In the police report, Delostrinos reported that she came-to during the alleged rape, and said “no” when she realized what was happening to her.
The legal and cultural definitions of consent differ. Colloquially, we tend to learn that a drunk person cannot consent, particularly if they’re blacked out. But according to Washington state law, a victim’s intoxication isn’t enough for a charge to stick. They have to be incapacitated, and that incapacitation needs to be obvious—like someone struggling to walk, vomiting, or phasing in and out of consciousness.
Bridgette Maryman, a senior deputy prosecuting attorney for the county and chief deputy of the gender-based violence and prevention division, recognizes the limitations of this definition.
“Alcohol can cause someone to be in a blackout state where they have no memory of what happened, but they're walking, they're talking, they're driving, they're making purchases, and seeming to other people that they may be capable of consent, and that's just the reality of the way alcohol impacts us and the limits of our law as it relates to rape,” she told The Stranger. “It sucks.”

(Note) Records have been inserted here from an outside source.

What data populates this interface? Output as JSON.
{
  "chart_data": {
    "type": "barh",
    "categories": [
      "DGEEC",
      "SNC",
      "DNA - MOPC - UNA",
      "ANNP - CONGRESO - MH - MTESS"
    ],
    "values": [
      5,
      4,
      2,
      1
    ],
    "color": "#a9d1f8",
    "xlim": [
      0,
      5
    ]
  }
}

The other hurdle in this case is reasonable doubt. In Washington, like all other states, for a prosecutor’s office to press charges, they must demonstrate that they can prove the case “beyond a reasonable doubt.” In Delostrinos’ case, the DNA evidence indicated that sexual contact indeed happened. So the defense’s job would be to cast doubt on Delostrinos’ incapacitation. KPAO identified several routes that the defense was likely to take—security camera footage showing her walking steadily out of the building, a phone call to a friend where she simply called the encounter a “wild night,” and the possibility that a fight with her fiancé after the alleged rape might have motivated her to file a false report. (Yes, false reports are incredibly rare—somewhere between 2 and 10 percent of cases—but the statistical likelihood of a crime is not admissible evidence.) The legal burden of a criminal case is intentionally high and meant to avoid wrongful prosecution.

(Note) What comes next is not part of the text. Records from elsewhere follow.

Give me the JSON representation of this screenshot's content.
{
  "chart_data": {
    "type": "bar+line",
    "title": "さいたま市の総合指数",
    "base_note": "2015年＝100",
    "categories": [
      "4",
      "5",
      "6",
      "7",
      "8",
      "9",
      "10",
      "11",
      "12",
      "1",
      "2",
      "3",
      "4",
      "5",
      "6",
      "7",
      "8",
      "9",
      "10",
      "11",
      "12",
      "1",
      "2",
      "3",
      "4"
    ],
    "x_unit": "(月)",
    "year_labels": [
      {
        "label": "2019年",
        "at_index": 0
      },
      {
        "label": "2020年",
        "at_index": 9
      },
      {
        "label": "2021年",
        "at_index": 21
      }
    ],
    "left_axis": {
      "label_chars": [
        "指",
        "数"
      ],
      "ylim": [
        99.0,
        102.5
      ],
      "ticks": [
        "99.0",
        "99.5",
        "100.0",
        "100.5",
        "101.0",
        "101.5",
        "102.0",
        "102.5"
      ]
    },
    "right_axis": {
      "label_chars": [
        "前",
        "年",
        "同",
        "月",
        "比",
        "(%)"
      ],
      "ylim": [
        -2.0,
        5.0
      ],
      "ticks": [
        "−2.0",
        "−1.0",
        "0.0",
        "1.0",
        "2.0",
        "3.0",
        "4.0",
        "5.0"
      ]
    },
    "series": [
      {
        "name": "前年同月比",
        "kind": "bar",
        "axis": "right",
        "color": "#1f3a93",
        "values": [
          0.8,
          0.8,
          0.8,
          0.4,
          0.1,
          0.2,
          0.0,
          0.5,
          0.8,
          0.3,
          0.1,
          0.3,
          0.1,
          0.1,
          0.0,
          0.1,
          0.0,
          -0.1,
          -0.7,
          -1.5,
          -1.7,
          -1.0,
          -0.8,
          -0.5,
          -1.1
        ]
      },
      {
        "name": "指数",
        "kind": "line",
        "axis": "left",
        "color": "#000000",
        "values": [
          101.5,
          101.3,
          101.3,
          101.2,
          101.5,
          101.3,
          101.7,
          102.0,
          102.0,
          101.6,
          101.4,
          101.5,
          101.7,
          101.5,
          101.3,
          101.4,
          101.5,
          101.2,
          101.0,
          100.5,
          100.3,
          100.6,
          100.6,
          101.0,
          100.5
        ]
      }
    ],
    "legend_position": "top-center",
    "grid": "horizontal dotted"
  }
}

“The defense can present and argue mutually exclusive theories of the case that conflict with each other,” says Patrick Lavin, the chair of the special assault unit at KPAO. But as long as one of them can cast reasonable doubt—perhaps that a victim had a motive for making a false report, or that an assailant had reason to think they had consent—a charge can’t stick. That’s a defense attorney’s job. This is all standard, good lawyering, the KPAO lawyers emphasized to The Stranger.
And the KCPAO memo is explicitly about the legal calculus. It’s not an assessment of whether Delostrinos was harmed, but whether the case state could survive a jury instructed to acquit if they have a reasonable doubt.

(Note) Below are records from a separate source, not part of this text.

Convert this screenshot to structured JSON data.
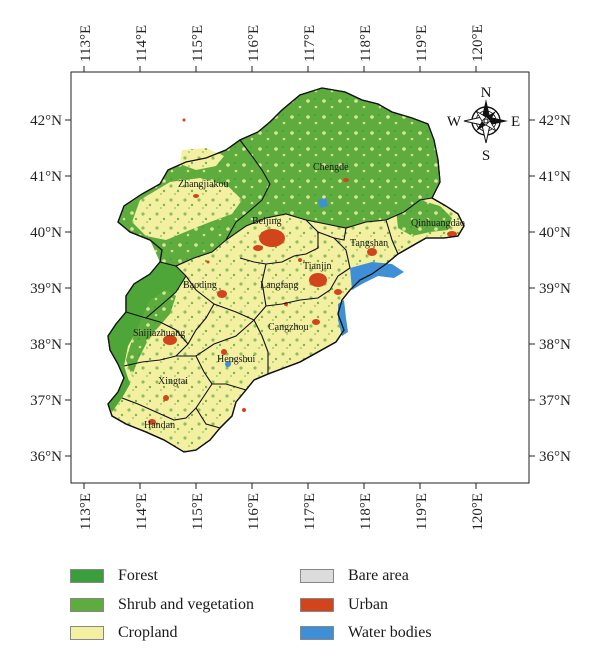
{
  "map": {
    "lon_ticks": [
      "113°E",
      "114°E",
      "115°E",
      "116°E",
      "117°E",
      "118°E",
      "119°E",
      "120°E"
    ],
    "lat_ticks": [
      "42°N",
      "41°N",
      "40°N",
      "39°N",
      "38°N",
      "37°N",
      "36°N"
    ],
    "cities": {
      "zhangjiakou": "Zhangjiakou",
      "chengde": "Chengde",
      "beijing": "Beijing",
      "qinhuangdao": "Qinhuangdao",
      "tangshan": "Tangshan",
      "tianjin": "Tianjin",
      "baoding": "Baoding",
      "langfang": "Langfang",
      "cangzhou": "Cangzhou",
      "shijiazhuang": "Shijiazhuang",
      "hengshui": "Hengshui",
      "xingtai": "Xingtai",
      "handan": "Handan"
    },
    "compass": {
      "n": "N",
      "s": "S",
      "e": "E",
      "w": "W"
    }
  },
  "legend": {
    "items": [
      {
        "label": "Forest",
        "color": "#3a9e3a"
      },
      {
        "label": "Shrub and vegetation",
        "color": "#5eac3e"
      },
      {
        "label": "Cropland",
        "color": "#f4f0a2"
      },
      {
        "label": "Bare area",
        "color": "#dcdcdc"
      },
      {
        "label": "Urban",
        "color": "#d2441c"
      },
      {
        "label": "Water bodies",
        "color": "#3f8fd6"
      }
    ]
  }
}
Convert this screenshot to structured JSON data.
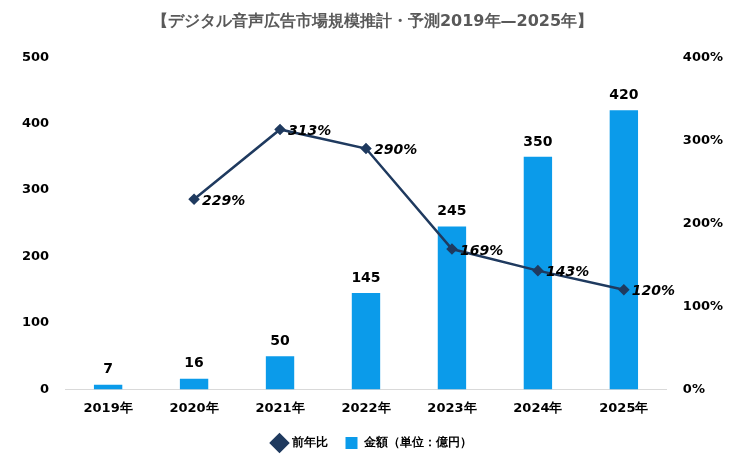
{
  "chart_data": {
    "type": "bar",
    "title": "【デジタル音声広告市場規模推計・予測2019年—2025年】",
    "categories": [
      "2019年",
      "2020年",
      "2021年",
      "2022年",
      "2023年",
      "2024年",
      "2025年"
    ],
    "series": [
      {
        "name": "金額（単位：億円）",
        "type": "bar",
        "color": "#0b9bea",
        "values": [
          7,
          16,
          50,
          145,
          245,
          350,
          420
        ]
      },
      {
        "name": "前年比",
        "type": "line",
        "axis": "y2",
        "color": "#1f3a5f",
        "marker": "diamond",
        "values": [
          null,
          229,
          313,
          290,
          169,
          143,
          120
        ],
        "value_labels": [
          null,
          "229%",
          "313%",
          "290%",
          "169%",
          "143%",
          "120%"
        ]
      }
    ],
    "ylim": [
      0,
      500
    ],
    "yticks": [
      0,
      100,
      200,
      300,
      400,
      500
    ],
    "y2lim": [
      0,
      400
    ],
    "y2ticks": [
      {
        "value": 0,
        "label": "0%"
      },
      {
        "value": 100,
        "label": "100%"
      },
      {
        "value": 200,
        "label": "200%"
      },
      {
        "value": 300,
        "label": "300%"
      },
      {
        "value": 400,
        "label": "400%"
      }
    ],
    "grid": false,
    "legend": "bottom",
    "data_labels": true
  }
}
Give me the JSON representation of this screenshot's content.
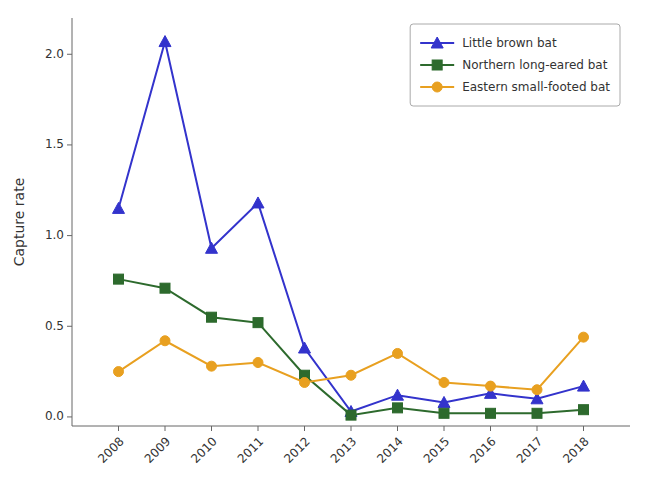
{
  "chart_data": {
    "type": "line",
    "y_label": "Capture rate",
    "x": [
      2008,
      2009,
      2010,
      2011,
      2012,
      2013,
      2014,
      2015,
      2016,
      2017,
      2018
    ],
    "xlim": [
      2007,
      2019
    ],
    "xticks": [
      2008,
      2009,
      2010,
      2011,
      2012,
      2013,
      2014,
      2015,
      2016,
      2017,
      2018
    ],
    "ylim": [
      -0.05,
      2.2
    ],
    "yticks": [
      {
        "value": 0,
        "label": "0.0"
      },
      {
        "value": 0.5,
        "label": "0.5"
      },
      {
        "value": 1,
        "label": "1.0"
      },
      {
        "value": 1.5,
        "label": "1.5"
      },
      {
        "value": 2,
        "label": "2.0"
      }
    ],
    "grid": false,
    "legend": "upper right",
    "series": [
      {
        "name": "Little brown bat",
        "color": "#3333CC",
        "marker": "triangle",
        "values": [
          1.15,
          2.07,
          0.93,
          1.18,
          0.38,
          0.03,
          0.12,
          0.08,
          0.13,
          0.1,
          0.17
        ]
      },
      {
        "name": "Northern long-eared bat",
        "color": "#2D6A2D",
        "marker": "square",
        "values": [
          0.76,
          0.71,
          0.55,
          0.52,
          0.23,
          0.01,
          0.05,
          0.02,
          0.02,
          0.02,
          0.04
        ]
      },
      {
        "name": "Eastern small-footed bat",
        "color": "#E8A020",
        "marker": "circle",
        "values": [
          0.25,
          0.42,
          0.28,
          0.3,
          0.19,
          0.23,
          0.35,
          0.19,
          0.17,
          0.15,
          0.44
        ]
      }
    ]
  }
}
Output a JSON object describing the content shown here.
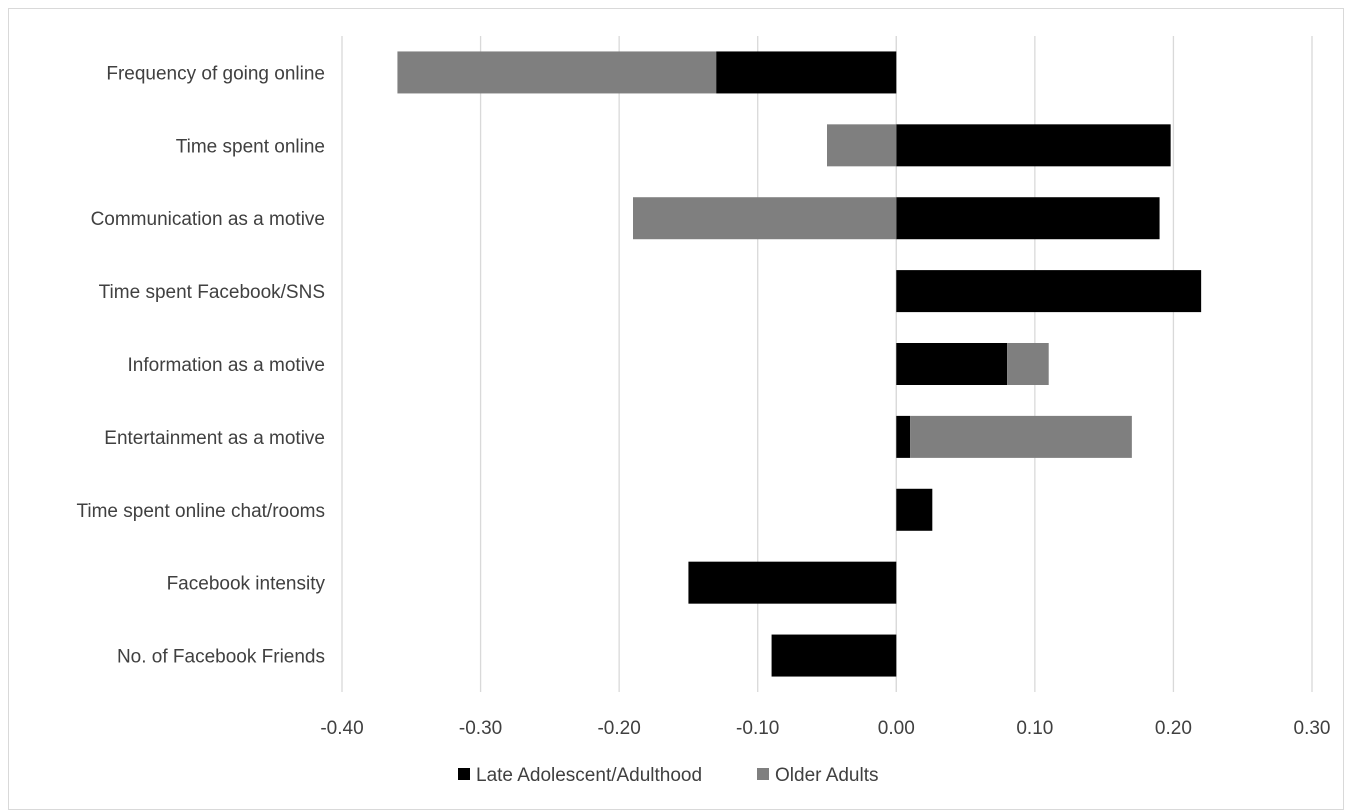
{
  "chart_data": {
    "type": "bar",
    "orientation": "horizontal",
    "stacked": true,
    "categories": [
      "Frequency of going online",
      "Time spent online",
      "Communication as a motive",
      "Time spent Facebook/SNS",
      "Information as a motive",
      "Entertainment as a motive",
      "Time spent online chat/rooms",
      "Facebook intensity",
      "No. of Facebook Friends"
    ],
    "series": [
      {
        "name": "Late Adolescent/Adulthood",
        "color": "#000000",
        "values": [
          -0.13,
          0.198,
          0.19,
          0.22,
          0.08,
          0.01,
          0.026,
          -0.15,
          -0.09
        ]
      },
      {
        "name": "Older Adults",
        "color": "#7f7f7f",
        "values": [
          -0.23,
          -0.05,
          -0.19,
          0.0,
          0.03,
          0.16,
          0.0,
          0.0,
          0.0
        ]
      }
    ],
    "xlim": [
      -0.4,
      0.3
    ],
    "xticks": [
      "-0.40",
      "-0.30",
      "-0.20",
      "-0.10",
      "0.00",
      "0.10",
      "0.20",
      "0.30"
    ],
    "grid": true,
    "legend_position": "bottom"
  }
}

“We believe Cheryl and our charging decision is in no way a reflection of the reality of what happened to her,” says KPAO’s Bella Halroyd, who wrote the charging decision. “It is merely an assessment of what we can legally prove beyond a reasonable doubt, and those are very different things. Our system is inadequate to provide healing to most survivors.”
Delostrinos is unsure whether she’ll pursue a civil case against Gomez and emphasized that she first filed charges “to create accountability by naming the harm, informing my community, and removing this person from a position that allowed them to continue using their power and platform to harm others,” she said, adding that she is “deeply grateful” for the people who navigate the system in alignment with her abolitionist values.
“I don’t know what accountability looks like moving forward,” she told The Stranger. “But I am committed to my own healing and to supporting other survivors of sexual violence in my communities.” She hopes that the act of coming forward opens the door to “deeper conversations, shared responsibility, and collective action toward safer, more accountable communities.”
Still, the declination carried its own loss: “While I would not have chosen to move forward with charges even if they had been filed, I am still disappointed that I was not given that choice,” she said. “The loss of that agency matters.”